With the coming of World War II, the first ”authentic” spy novels, often written by retired intelligence officers such as W. Somerset Maugham, began to appear. But it would take the cold war between Soviet Russia and the United States to truly ignite public interest in the genre.
The 1960s were the high point for the spy genre, as it spread beyond books into movies and television. For many, the Bond books and movies remain the definitive benchmarks of the genre.
The formula of the Bond novels gave birth to a whole genre, the spy thriller, which has been imitated ad nauseum ever since. Many spy novels are actually “anti-Bonds,” in which the heroes display a rather loose view of morality and a cynical worldview; the novels of John Le Carre were an early example of this. Later writers such as Robert Ludlum and Tom Clancy honed and perfected the spy thriller.
Works in Critical Context
Critical response to Fleming’s books has varied. Some reviewers have commended Fleming’s ability to build suspense and his sense of place and atmosphere; others have castigated him as a purveyor of bad fiction and an offensive code of moral principles. In a 1958 attack on Fleming’s work, Bernard Bergonzi criticized the Bond adventures as morally destructive. Paul Johnson focused this attack when he called Doctor No the ”nastiest book” he had ever read, and then went on to denounce Bond and his creator for excessive displays of ”sex, sadism, and snobbery.” Christine Bold has written that ”it is no secret that Fleming’s fiction ritually works to objectify and infantilise its ‘girls,’ as these sexually mature women are routinely named.” Kingsley Amis’s book The James Bond Dossier is an extended defense of Fleming and a laudatory examination of his works. The Bond books have also been analyzed as modern treatments of ancient myths and legends. Despite this attention from critics, Fleming insisted that his intent was not to write literature, but to keep the reader turning the page.

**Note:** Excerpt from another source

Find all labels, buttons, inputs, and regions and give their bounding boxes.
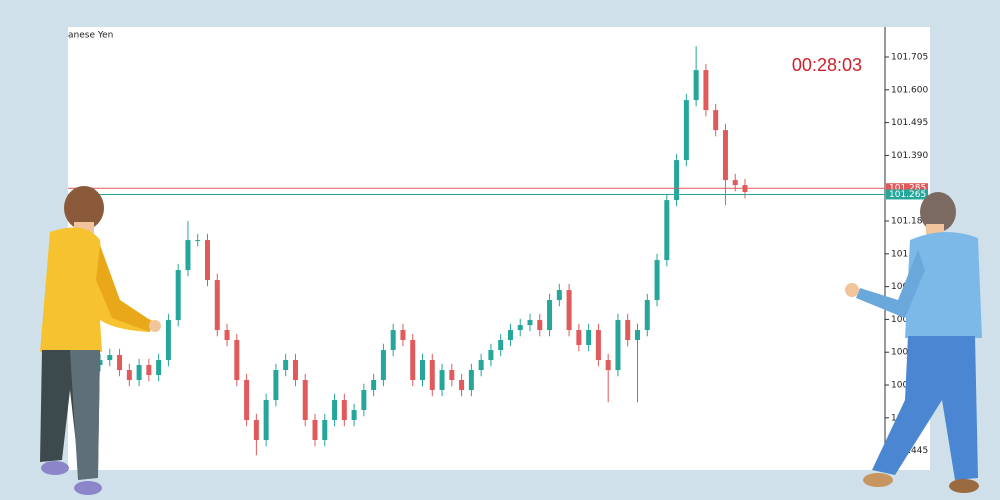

The first James Bond novel, Casino Royale, was published in 1953 to largely agreeable reviews and sales. Anthony Boucher, in a review for the New York Times, saw promise in certain passages but not in the cliched plot, concluding, ”You should certainly begin this book; but you might as well stop when the baccarat game is over.” In 2006, with a new film adaptation of the book just released in theaters, Nicholas Lezard of the Guardian recommended the book to modern readers, both for its glimpse at English society just after World War II and because the book, like all of Bond’s adventures, is ”enormous fun.”
- Benson, Raymond. The James Bond Bedside Companion. New York: Dodd, 1984.
- Campbell, Ian. Ian Fleming: A Catalogue of a Collection: Preliminary to a Bibliography. Liverpool, U.K.: 1978.
- Contosta, David R. The Private Life of James Bond. New York: Dodd, 1993.
- Lycett, Andrew. Ian Fleming: The Intimate Story of the Man Who Created James Bond. London: Turner, 1996.
- Pearson, John. James Bond: The Authorised Biography of 007. London: Granada, 1986.
- Sauerberg, Lars Ole. Secret Agents in Fiction: Ian Fleming, John le Carre and Len Deighton. Detroit:St. Martin’s, 1984.